You can choose goodness, truth and love without believing the God of Abraham is real.
I know you’ll disagree.
Sure, you can choose some degree of goodness, truth and love, but will that be the complete truth, fullness of love and absolute goodness?
How would you know if you make yourself the final arbiter of all three?
At the same time, how would you know anything at all about goodness, truth or love without having some capacity to recognize them? Where does that capacity derive? Is it merely made up by you or do goodness, truth and love exist objectively? If objectively, then from what source? Fullness of truth, goodness and love – AKA, the Subsistent Act of Being Itself? the Actus Purus or Ipsum Esse Subsistens of Aquinas? I AM WHO AM? The God of Abraham?
Whether or not I believe the God of Abraham is real is less important than what it is I believe the God of Abraham to be.

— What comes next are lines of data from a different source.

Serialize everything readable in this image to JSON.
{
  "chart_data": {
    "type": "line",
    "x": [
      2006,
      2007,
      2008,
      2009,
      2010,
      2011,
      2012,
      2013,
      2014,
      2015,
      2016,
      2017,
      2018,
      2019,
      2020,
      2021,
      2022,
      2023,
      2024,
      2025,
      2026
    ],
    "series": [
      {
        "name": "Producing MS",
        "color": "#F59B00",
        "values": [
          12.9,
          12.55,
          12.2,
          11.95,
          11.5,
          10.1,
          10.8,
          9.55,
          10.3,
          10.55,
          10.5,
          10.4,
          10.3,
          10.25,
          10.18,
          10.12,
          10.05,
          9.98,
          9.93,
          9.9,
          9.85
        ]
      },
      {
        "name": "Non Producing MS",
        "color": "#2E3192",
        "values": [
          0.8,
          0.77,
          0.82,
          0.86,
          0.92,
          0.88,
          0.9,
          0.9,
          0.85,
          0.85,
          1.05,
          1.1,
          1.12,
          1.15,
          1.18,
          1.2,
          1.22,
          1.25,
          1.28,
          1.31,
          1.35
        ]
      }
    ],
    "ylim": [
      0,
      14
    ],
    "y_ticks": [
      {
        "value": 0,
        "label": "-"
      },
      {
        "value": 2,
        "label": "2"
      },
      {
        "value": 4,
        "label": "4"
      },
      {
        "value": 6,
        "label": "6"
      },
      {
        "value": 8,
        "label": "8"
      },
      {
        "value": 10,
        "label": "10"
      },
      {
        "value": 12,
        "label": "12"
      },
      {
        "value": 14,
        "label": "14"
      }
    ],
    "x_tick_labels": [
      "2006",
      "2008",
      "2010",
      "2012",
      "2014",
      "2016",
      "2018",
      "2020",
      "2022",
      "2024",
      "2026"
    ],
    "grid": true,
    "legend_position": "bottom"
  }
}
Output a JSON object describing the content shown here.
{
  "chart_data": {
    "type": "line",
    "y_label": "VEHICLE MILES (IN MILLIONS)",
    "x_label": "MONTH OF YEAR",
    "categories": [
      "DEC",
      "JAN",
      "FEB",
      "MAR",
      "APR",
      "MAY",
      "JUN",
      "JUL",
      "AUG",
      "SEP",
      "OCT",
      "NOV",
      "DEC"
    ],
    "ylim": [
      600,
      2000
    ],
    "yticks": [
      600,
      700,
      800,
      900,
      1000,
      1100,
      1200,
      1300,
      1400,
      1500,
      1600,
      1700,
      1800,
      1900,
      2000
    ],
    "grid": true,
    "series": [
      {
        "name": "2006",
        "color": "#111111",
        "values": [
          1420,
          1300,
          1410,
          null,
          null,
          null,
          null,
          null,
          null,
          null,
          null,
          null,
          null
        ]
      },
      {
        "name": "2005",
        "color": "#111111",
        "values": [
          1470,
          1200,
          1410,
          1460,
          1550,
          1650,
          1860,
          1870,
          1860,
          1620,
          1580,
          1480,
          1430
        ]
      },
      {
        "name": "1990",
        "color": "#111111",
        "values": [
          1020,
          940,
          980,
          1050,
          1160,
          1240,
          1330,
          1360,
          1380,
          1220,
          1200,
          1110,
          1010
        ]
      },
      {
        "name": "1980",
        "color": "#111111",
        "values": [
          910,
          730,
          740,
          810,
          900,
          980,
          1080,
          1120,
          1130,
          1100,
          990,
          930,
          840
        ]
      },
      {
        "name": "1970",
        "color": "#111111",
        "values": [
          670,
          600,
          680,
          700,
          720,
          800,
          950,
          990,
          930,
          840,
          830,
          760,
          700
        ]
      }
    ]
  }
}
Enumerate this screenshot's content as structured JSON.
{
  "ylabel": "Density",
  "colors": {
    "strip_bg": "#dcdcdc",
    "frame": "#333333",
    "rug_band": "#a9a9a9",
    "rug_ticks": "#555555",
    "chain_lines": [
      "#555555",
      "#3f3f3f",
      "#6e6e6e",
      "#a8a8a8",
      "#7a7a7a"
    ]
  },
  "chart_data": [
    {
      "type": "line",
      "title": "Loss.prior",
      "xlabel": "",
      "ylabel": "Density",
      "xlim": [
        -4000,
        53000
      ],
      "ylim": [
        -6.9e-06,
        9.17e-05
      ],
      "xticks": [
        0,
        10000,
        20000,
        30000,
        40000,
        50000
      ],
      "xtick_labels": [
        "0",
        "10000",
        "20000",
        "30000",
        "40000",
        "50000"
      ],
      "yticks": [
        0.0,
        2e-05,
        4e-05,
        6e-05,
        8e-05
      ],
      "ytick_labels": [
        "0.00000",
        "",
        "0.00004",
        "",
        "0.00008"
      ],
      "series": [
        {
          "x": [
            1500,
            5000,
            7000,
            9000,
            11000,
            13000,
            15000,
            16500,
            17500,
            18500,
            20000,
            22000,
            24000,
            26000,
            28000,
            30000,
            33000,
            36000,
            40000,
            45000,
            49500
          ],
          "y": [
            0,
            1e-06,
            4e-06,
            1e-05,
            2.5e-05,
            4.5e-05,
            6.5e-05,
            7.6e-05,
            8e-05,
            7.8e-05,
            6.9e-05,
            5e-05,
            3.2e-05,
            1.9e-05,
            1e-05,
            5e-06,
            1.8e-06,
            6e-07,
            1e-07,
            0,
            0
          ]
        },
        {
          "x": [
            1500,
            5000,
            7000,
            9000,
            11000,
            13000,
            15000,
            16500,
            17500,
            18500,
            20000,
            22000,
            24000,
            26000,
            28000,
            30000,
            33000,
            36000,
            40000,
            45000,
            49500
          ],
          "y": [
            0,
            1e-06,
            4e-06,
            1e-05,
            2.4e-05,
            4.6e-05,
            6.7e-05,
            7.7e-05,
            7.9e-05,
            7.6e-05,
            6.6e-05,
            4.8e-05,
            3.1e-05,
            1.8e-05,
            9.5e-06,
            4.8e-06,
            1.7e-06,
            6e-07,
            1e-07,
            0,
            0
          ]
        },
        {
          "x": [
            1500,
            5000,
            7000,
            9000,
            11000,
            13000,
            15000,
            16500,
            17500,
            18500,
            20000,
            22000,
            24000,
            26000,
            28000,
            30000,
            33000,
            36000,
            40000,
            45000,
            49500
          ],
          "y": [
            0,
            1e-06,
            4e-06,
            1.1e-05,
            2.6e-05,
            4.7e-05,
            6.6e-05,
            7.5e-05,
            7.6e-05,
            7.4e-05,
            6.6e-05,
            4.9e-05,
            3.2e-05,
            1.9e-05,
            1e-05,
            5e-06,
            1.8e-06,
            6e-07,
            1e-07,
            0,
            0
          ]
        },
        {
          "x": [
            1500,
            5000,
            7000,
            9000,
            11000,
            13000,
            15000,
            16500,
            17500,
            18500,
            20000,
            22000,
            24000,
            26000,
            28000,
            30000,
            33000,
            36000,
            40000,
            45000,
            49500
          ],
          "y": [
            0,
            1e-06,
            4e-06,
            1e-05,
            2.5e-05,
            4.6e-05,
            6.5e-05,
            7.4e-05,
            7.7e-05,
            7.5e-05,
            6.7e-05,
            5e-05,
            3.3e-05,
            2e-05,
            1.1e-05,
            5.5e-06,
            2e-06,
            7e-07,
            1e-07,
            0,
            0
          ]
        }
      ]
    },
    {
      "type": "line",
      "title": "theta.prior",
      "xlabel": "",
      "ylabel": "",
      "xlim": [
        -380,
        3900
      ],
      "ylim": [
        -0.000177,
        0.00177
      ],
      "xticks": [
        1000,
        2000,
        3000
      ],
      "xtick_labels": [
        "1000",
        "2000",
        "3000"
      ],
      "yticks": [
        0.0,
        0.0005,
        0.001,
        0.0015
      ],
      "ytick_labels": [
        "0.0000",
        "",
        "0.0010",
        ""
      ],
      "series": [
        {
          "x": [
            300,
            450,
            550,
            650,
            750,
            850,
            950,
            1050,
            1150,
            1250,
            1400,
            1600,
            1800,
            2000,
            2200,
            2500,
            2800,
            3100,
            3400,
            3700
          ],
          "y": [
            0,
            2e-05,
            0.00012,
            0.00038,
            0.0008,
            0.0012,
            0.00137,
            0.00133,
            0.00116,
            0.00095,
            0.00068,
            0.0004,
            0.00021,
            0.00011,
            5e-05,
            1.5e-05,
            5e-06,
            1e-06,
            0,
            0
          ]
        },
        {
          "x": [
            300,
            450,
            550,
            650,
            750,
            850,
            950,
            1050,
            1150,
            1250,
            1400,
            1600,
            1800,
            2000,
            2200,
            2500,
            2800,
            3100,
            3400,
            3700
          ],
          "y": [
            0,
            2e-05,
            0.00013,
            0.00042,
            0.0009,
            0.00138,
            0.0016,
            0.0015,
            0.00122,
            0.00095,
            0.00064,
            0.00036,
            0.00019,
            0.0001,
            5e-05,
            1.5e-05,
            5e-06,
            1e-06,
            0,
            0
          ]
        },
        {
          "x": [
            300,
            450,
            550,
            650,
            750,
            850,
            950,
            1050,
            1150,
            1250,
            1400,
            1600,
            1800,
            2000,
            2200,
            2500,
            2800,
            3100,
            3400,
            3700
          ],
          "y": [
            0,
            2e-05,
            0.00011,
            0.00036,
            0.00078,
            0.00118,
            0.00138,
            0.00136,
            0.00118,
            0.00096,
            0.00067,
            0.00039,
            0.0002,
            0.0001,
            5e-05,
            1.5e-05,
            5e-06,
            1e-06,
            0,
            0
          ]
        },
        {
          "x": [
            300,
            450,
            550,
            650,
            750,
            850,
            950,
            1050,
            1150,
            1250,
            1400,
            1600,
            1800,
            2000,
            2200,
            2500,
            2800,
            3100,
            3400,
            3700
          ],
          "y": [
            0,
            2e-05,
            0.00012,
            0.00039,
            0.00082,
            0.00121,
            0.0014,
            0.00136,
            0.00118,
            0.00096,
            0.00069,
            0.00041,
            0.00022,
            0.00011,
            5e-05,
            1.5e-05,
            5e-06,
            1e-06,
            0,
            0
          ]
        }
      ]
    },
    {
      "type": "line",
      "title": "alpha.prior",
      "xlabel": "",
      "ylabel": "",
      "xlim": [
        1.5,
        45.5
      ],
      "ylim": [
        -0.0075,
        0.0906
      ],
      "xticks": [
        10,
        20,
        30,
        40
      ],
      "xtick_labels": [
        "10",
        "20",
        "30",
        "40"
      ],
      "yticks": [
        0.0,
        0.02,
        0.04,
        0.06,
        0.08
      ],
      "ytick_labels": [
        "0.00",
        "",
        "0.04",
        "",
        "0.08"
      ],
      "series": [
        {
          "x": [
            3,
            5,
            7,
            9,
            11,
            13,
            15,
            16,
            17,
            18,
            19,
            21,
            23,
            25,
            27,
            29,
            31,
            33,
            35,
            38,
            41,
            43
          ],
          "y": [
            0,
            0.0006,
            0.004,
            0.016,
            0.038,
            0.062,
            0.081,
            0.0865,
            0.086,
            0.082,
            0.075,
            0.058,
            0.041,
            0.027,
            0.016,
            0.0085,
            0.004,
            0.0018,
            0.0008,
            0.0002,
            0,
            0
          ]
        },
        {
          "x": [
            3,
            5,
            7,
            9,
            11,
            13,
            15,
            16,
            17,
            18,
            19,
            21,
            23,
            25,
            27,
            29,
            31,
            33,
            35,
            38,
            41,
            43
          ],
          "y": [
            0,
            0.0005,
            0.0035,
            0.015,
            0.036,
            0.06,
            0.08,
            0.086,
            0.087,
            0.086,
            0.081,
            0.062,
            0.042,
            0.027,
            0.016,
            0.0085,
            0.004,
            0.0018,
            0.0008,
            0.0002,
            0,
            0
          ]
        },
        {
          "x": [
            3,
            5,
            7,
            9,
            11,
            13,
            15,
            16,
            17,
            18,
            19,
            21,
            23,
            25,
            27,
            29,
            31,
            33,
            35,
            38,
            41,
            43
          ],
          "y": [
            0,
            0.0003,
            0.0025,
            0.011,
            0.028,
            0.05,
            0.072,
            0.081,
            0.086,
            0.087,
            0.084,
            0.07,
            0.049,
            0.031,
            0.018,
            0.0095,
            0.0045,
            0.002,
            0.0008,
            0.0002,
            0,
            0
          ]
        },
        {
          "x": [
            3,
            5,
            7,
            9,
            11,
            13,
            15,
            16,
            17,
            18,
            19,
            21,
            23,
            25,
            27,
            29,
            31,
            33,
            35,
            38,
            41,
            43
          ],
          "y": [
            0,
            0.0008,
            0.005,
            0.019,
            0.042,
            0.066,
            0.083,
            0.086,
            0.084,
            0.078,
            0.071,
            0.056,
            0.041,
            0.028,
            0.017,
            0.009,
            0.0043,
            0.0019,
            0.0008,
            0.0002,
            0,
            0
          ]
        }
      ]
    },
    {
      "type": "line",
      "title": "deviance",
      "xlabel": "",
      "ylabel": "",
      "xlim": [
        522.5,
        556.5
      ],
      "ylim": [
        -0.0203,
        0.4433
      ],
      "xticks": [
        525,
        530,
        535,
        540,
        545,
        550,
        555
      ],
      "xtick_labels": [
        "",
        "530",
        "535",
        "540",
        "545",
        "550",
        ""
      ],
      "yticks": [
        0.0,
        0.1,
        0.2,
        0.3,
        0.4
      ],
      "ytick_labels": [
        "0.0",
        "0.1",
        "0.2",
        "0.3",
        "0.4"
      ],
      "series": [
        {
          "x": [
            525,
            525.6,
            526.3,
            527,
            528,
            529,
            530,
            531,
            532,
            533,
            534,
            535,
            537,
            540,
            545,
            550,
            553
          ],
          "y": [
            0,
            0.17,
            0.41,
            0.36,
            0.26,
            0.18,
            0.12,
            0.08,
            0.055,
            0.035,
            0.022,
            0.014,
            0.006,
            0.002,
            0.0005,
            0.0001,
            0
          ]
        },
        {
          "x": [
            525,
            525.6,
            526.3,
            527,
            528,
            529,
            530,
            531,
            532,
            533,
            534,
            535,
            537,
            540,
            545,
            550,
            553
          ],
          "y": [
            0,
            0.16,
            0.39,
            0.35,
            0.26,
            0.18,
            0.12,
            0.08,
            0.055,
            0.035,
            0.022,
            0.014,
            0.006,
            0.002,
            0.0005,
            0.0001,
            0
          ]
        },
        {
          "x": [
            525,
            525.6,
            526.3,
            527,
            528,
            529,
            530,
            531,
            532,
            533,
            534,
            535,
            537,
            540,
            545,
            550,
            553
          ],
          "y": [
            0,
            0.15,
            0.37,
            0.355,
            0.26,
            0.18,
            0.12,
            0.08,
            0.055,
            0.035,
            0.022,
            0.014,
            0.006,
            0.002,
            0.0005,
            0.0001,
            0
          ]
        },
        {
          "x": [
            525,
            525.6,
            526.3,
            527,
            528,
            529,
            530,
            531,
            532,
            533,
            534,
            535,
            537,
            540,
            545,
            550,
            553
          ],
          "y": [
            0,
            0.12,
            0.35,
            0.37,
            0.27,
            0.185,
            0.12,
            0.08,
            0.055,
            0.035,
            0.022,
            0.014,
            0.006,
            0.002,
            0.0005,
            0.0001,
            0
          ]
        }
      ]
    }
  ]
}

There are, by the way, some very interesting connections between the place where Abraham was compelled to sacrifice his only begotten son, Isaac, and where Jesus the only begotten Son of the Father was, in fact, sacrificed. They are one and the same place – Mt. Moriah, the Site of the Temple Mount in Jerusalem. Were you aware of that?
Were you also aware that when Isaac asked his father Abraham about the sacrificial altar they had prepared, Abraham answered that God himself would provide the lamb? And yet, it was a ram – and NOT a lamb – that appeared in the thicket and which they sacrificed, leaving open to fulfillment Abraham’s wards that God himself would provide the lamb.
Did you also know that the lambs prepared for sacrifice at the Temple in Jerusalem at Passover were splayed on tiny crosses of wood, very like the manner in which Jesus, the lamb of God, was prepared for sacrifice?
Dismissible coincidences? Perhaps.
But how many of these dismissible coincidences add up to being no longer dismissible?
Is there a point at which they can no longer be dismissed?